There was still a crowd but it had thinned out and it was only an hour until they shut. Phoebe would have given anything to have a long, soaky bath that evening but she’d have to make do with a quick shower.

Things between her and Freddy were civil enough but her days of treating his flat like her second home were long gone.

‘I can’t wait for today to be over,’ she muttered to Bea who was now on the till but mostly glued to her phone. ‘You know, Bea, I am feeling recovered enough to remind you of how I feel about staff being on their phones during work hours.’

‘Yup,’ Bea murmured, eyes still fixed to the screen. ‘It is work. Looking at our socials.’ She raised her head to stare at Phoebe as if she should be behind glass at a museum. ‘I can’t quite believe it but you’re going viral again. There’s even a hashtag.’
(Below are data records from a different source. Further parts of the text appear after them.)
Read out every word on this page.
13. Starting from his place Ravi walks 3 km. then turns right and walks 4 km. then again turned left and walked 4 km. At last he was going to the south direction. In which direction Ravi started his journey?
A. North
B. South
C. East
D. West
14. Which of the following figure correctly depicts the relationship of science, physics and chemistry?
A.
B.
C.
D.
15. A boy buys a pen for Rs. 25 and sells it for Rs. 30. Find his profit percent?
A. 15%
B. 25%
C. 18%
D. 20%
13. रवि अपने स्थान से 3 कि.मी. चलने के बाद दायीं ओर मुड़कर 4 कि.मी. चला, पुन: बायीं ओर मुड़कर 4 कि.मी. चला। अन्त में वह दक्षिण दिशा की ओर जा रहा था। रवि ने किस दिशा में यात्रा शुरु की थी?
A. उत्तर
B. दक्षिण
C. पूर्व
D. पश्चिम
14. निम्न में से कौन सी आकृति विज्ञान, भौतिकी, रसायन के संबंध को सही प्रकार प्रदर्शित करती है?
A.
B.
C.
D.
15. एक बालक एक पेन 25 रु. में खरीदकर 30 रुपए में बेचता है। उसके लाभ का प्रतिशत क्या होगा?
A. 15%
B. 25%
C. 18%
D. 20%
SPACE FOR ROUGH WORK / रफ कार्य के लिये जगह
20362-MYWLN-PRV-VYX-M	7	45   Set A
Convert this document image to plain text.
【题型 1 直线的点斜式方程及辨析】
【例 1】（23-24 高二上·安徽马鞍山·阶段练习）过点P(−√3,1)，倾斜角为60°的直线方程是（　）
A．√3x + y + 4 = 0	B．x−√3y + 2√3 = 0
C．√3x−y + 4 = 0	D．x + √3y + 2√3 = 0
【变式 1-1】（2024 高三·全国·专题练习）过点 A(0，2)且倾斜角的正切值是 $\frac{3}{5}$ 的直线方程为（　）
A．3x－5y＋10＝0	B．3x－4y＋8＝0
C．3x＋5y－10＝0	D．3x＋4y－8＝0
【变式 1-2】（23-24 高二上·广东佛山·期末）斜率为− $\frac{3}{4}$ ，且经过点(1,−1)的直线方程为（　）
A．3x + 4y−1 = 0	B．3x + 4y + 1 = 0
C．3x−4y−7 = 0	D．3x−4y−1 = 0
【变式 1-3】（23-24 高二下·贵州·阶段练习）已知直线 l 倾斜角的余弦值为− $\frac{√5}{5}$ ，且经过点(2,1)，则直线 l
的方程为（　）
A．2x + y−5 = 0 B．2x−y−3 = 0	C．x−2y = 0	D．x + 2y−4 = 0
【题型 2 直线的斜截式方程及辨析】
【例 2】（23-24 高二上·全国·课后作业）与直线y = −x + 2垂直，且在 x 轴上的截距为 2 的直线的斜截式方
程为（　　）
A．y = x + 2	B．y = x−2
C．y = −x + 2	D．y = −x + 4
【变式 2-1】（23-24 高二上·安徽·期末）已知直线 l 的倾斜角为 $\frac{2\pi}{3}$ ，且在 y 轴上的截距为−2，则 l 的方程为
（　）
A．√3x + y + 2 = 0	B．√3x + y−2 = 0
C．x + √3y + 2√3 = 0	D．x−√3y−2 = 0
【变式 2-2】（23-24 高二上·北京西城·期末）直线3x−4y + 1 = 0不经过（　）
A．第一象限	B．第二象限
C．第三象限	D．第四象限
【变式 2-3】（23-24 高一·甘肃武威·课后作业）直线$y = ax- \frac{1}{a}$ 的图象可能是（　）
Phoebe racked her brains for any heated interactions she’d had recently with customers who had conducted themselves in an unacceptable manner. ‘I’ve been on my best behaviour for at least a week. Maybe two,’ she huffed. ‘Or is it some archival footage of me being justifiably annoyed when someone has come in to ask if we sell jeans?’

‘Neither.’ Bea put down her phone as a customer approached and, right on cue, came the Saturday final push. A sudden wave of shoppers in a panic because they had parties to go to and even if their own wardrobes were full tobursting, they still had nothing to wear. Or they longed for the transformative powers of a new dress. Even better if it was a new old dress with its very own particular brand of magic.

Phoebe didn’t have time to ponder the reasons for her latest internet cancellation. Instead she was caught up in the last-minute drama of a woman rushing in on a mission to buy the perfect dress because she’d had reliable intel that her boyfriend planned to propose to her that night.